Impacto nas Reservas: Funcionários do governo estimam que o Banco Central perderá cerca de US$ 3 bilhões em reservas no terceiro trimestre. Essa perda pode dificultar ainda mais a capacidade do país de manter a estabilidade econômica a longo prazo.
Reações do Mercado: Apesar da incerteza inicial sobre a reação do mercado, os primeiros movimentos seguiram a intenção do governo. O dólar ‘CCL’ caiu 4,5%, acompanhado pelo MEP e pelo dólar blue, que caiu $ 70 após atingir $ 1.500 na sexta-feira – um recorde nominal.
A sustentabilidade da política cambial, a saída da armadilha cambial e o nível de reservas bancárias são preocupações persistentes. A queda nos preços dos títulos em dólares reflete essas incertezas.
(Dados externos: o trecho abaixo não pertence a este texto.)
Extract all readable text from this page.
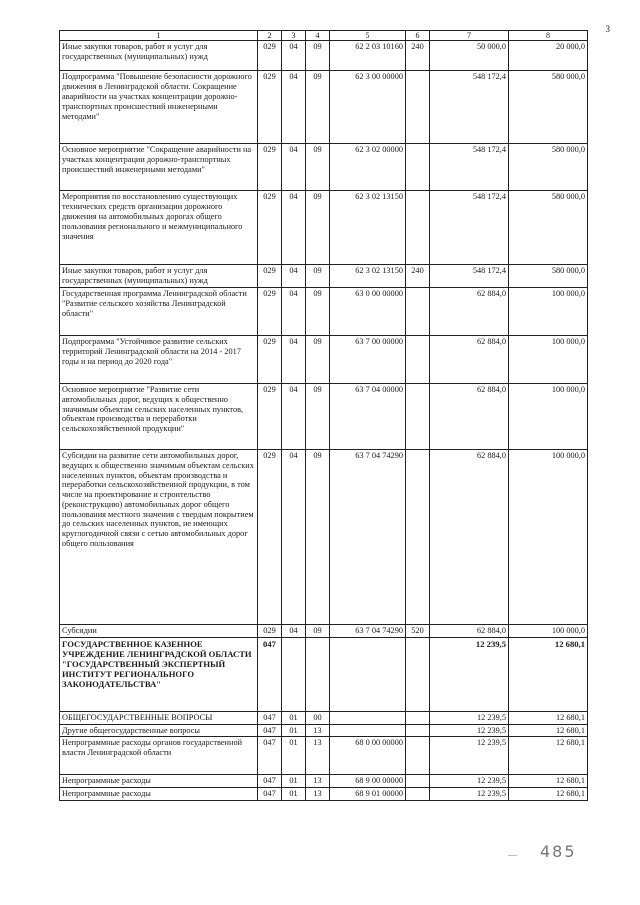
3
1	2	3	4	5	6	7	8
Иные закупки товаров, работ и услуг для государственных (муниципальных) нужд	029	04	09	62 2 03 10160	240	50 000,0	20 000,0
Подпрограмма "Повышение безопасности дорожного движения в Ленинградской области. Сокращение аварийности на участках концентрации дорожно-транспортных происшествий инженерными методами"	029	04	09	62 3 00 00000		548 172,4	580 000,0
Основное мероприятие "Сокращение аварийности на участках концентрации дорожно-транспортных происшествий инженерными методами"	029	04	09	62 3 02 00000		548 172,4	580 000,0
Мероприятия по восстановлению существующих технических средств организации дорожного движения на автомобильных дорогах общего пользования регионального и межмуниципального значения	029	04	09	62 3 02 13150		548 172,4	580 000,0
Иные закупки товаров, работ и услуг для государственных (муниципальных) нужд	029	04	09	62 3 02 13150	240	548 172,4	580 000,0
Государственная программа Ленинградской области "Развитие сельского хозяйства Ленинградской области"	029	04	09	63 0 00 00000		62 884,0	100 000,0
Подпрограмма "Устойчивое развитие сельских территорий Ленинградской области на 2014 - 2017 годы и на период до 2020 года"	029	04	09	63 7 00 00000		62 884,0	100 000,0
Основное мероприятие "Развитие сети автомобильных дорог, ведущих к общественно значимым объектам сельских населенных пунктов, объектам производства и переработки сельскохозяйственной продукции"	029	04	09	63 7 04 00000		62 884,0	100 000,0
Субсидии на развитие сети автомобильных дорог, ведущих к общественно значимым объектам сельских населенных пунктов, объектам производства и переработки сельскохозяйственной продукции, в том числе на проектирование и строительство (реконструкцию) автомобильных дорог общего пользования местного значения с твердым покрытием до сельских населенных пунктов, не имеющих круглогодичной связи с сетью автомобильных дорог общего пользования	029	04	09	63 7 04 74290		62 884,0	100 000,0
Субсидии	029	04	09	63 7 04 74290	520	62 884,0	100 000,0
ГОСУДАРСТВЕННОЕ КАЗЕННОЕ УЧРЕЖДЕНИЕ ЛЕНИНГРАДСКОЙ ОБЛАСТИ "ГОСУДАРСТВЕННЫЙ ЭКСПЕРТНЫЙ ИНСТИТУТ РЕГИОНАЛЬНОГО ЗАКОНОДАТЕЛЬСТВА"	047					12 239,5	12 680,1
ОБЩЕГОСУДАРСТВЕННЫЕ ВОПРОСЫ	047	01	00			12 239,5	12 680,1
Другие общегосударственные вопросы	047	01	13			12 239,5	12 680,1
Непрограммные расходы органов государственной власти Ленинградской области	047	01	13	68 0 00 00000		12 239,5	12 680,1
Непрограммные расходы	047	01	13	68 9 00 00000		12 239,5	12 680,1
Непрограммные расходы	047	01	13	68 9 01 00000		12 239,5	12 680,1
— 485
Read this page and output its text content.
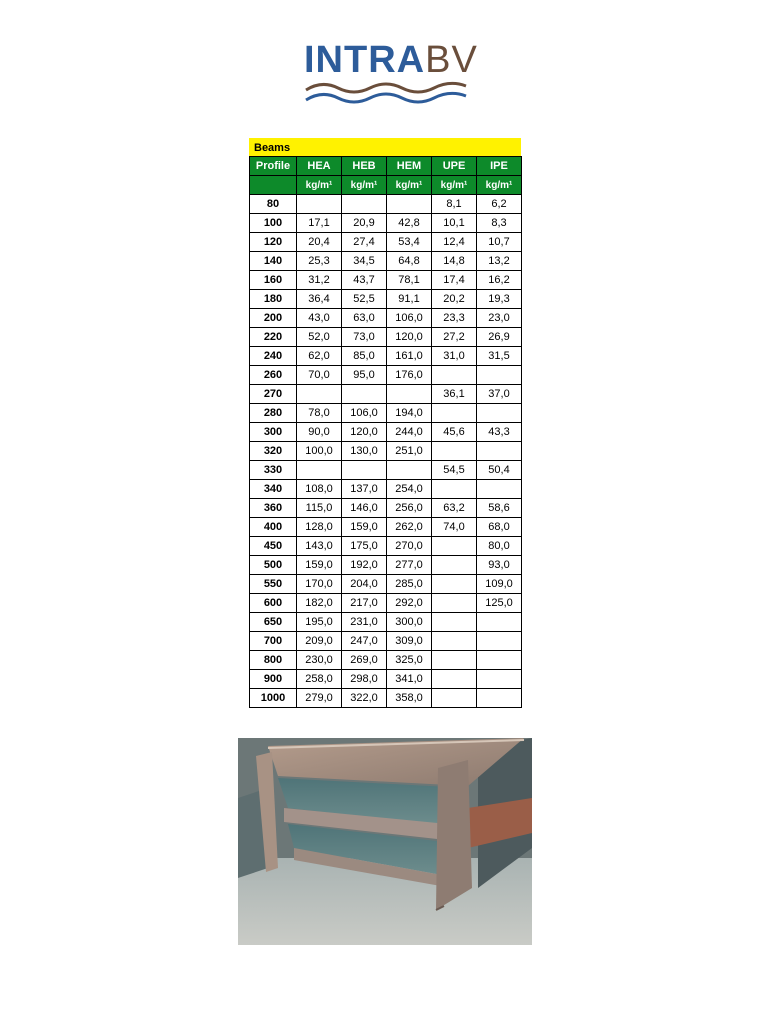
INTRABV
Beams
Profile	HEA	HEB	HEM	UPE	IPE
	kg/m¹	kg/m¹	kg/m¹	kg/m¹	kg/m¹
80				8,1	6,2
100	17,1	20,9	42,8	10,1	8,3
120	20,4	27,4	53,4	12,4	10,7
140	25,3	34,5	64,8	14,8	13,2
160	31,2	43,7	78,1	17,4	16,2
180	36,4	52,5	91,1	20,2	19,3
200	43,0	63,0	106,0	23,3	23,0
220	52,0	73,0	120,0	27,2	26,9
240	62,0	85,0	161,0	31,0	31,5
260	70,0	95,0	176,0		
270				36,1	37,0
280	78,0	106,0	194,0		
300	90,0	120,0	244,0	45,6	43,3
320	100,0	130,0	251,0		
330				54,5	50,4
340	108,0	137,0	254,0		
360	115,0	146,0	256,0	63,2	58,6
400	128,0	159,0	262,0	74,0	68,0
450	143,0	175,0	270,0		80,0
500	159,0	192,0	277,0		93,0
550	170,0	204,0	285,0		109,0
600	182,0	217,0	292,0		125,0
650	195,0	231,0	300,0		
700	209,0	247,0	309,0		
800	230,0	269,0	325,0		
900	258,0	298,0	341,0		
1000	279,0	322,0	358,0		
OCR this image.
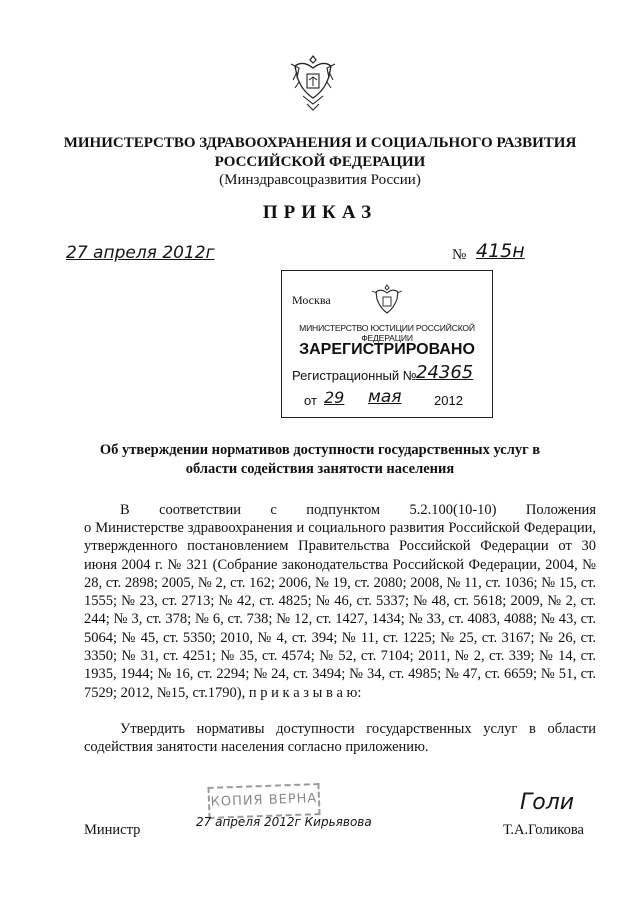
МИНИСТЕРСТВО ЗДРАВООХРАНЕНИЯ И СОЦИАЛЬНОГО РАЗВИТИЯ
РОССИЙСКОЙ ФЕДЕРАЦИИ
(Минздравсоцразвития России)
ПРИКАЗ
27 апреля 2012г	№ 415н
Москва
МИНИСТЕРСТВО ЮСТИЦИИ РОССИЙСКОЙ ФЕДЕРАЦИИ
ЗАРЕГИСТРИРОВАНО
Регистрационный № 24365
от 29 мая	2012
Об утверждении нормативов доступности государственных услуг в
области содействия занятости населения
В соответствии с подпунктом 5.2.100(10-10) Положения
о Министерстве здравоохранения и социального развития Российской Федерации, утвержденного постановлением Правительства Российской Федерации от 30 июня 2004 г. № 321 (Собрание законодательства Российской Федерации, 2004, № 28, ст. 2898; 2005, № 2, ст. 162; 2006, № 19, ст. 2080; 2008, № 11, ст. 1036; № 15, ст. 1555; № 23, ст. 2713; № 42, ст. 4825; № 46, ст. 5337; № 48, ст. 5618; 2009, № 2, ст. 244; № 3, ст. 378; № 6, ст. 738; № 12, ст. 1427, 1434; № 33, ст. 4083, 4088; № 43, ст. 5064; № 45, ст. 5350; 2010, № 4, ст. 394; № 11, ст. 1225; № 25, ст. 3167; № 26, ст. 3350; № 31, ст. 4251; № 35, ст. 4574; № 52, ст. 7104; 2011, № 2, ст. 339; № 14, ст. 1935, 1944; № 16, ст. 2294; № 24, ст. 3494; № 34, ст. 4985; № 47, ст. 6659; № 51, ст. 7529; 2012, №15, ст.1790), п р и к а з ы в а ю:
Утвердить нормативы доступности государственных услуг в области содействия занятости населения согласно приложению.
КОПИЯ ВЕРНА
27 апреля 2012г Кирьявова
Министр
Голи
Т.А.Голикова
A queda do preço dos títulos em dólares implica uma consequência negativa para os credores: menos reservas significam mais desafios para pagar a dívida. A queda no preço dos títulos é um sinal negativo para os detentores, aumentando o risco país e dificultando o acesso aos mercados para rolar dívidas.
O que esperar?
O presidente Javier Milei prometeu continuar lutando contra a inflação e manter um equilíbrio fiscal. Em entrevista ao canal de notícias La Nación, ele afirmou: “Precisamos tirar esses pesos das ruas, e isso vai fazer a diferença cambial cair”. No entanto, a eficácia dessa medida e seu impacto a longo prazo ainda são incertos.
A inflação mensal já mostrou sinais de aceleração em junho, a primeira vez desde que Milei assumiu o cargo em dezembro do ano passado. A situação econômica continua crítica, e as próximas semanas serão cruciais para avaliar os efeitos da nova estratégia do Banco Central.
A decisão do Banco Central argentino de vender dólares no mercado paralelo é uma tentativa de estabilizar uma economia sob grande pressão inflacionária e cambial. Embora possa oferecer algum alívio imediato, as críticas destacam os riscos significativos a longo prazo, especialmente no que diz respeito à manutenção das reservas internacionais do país.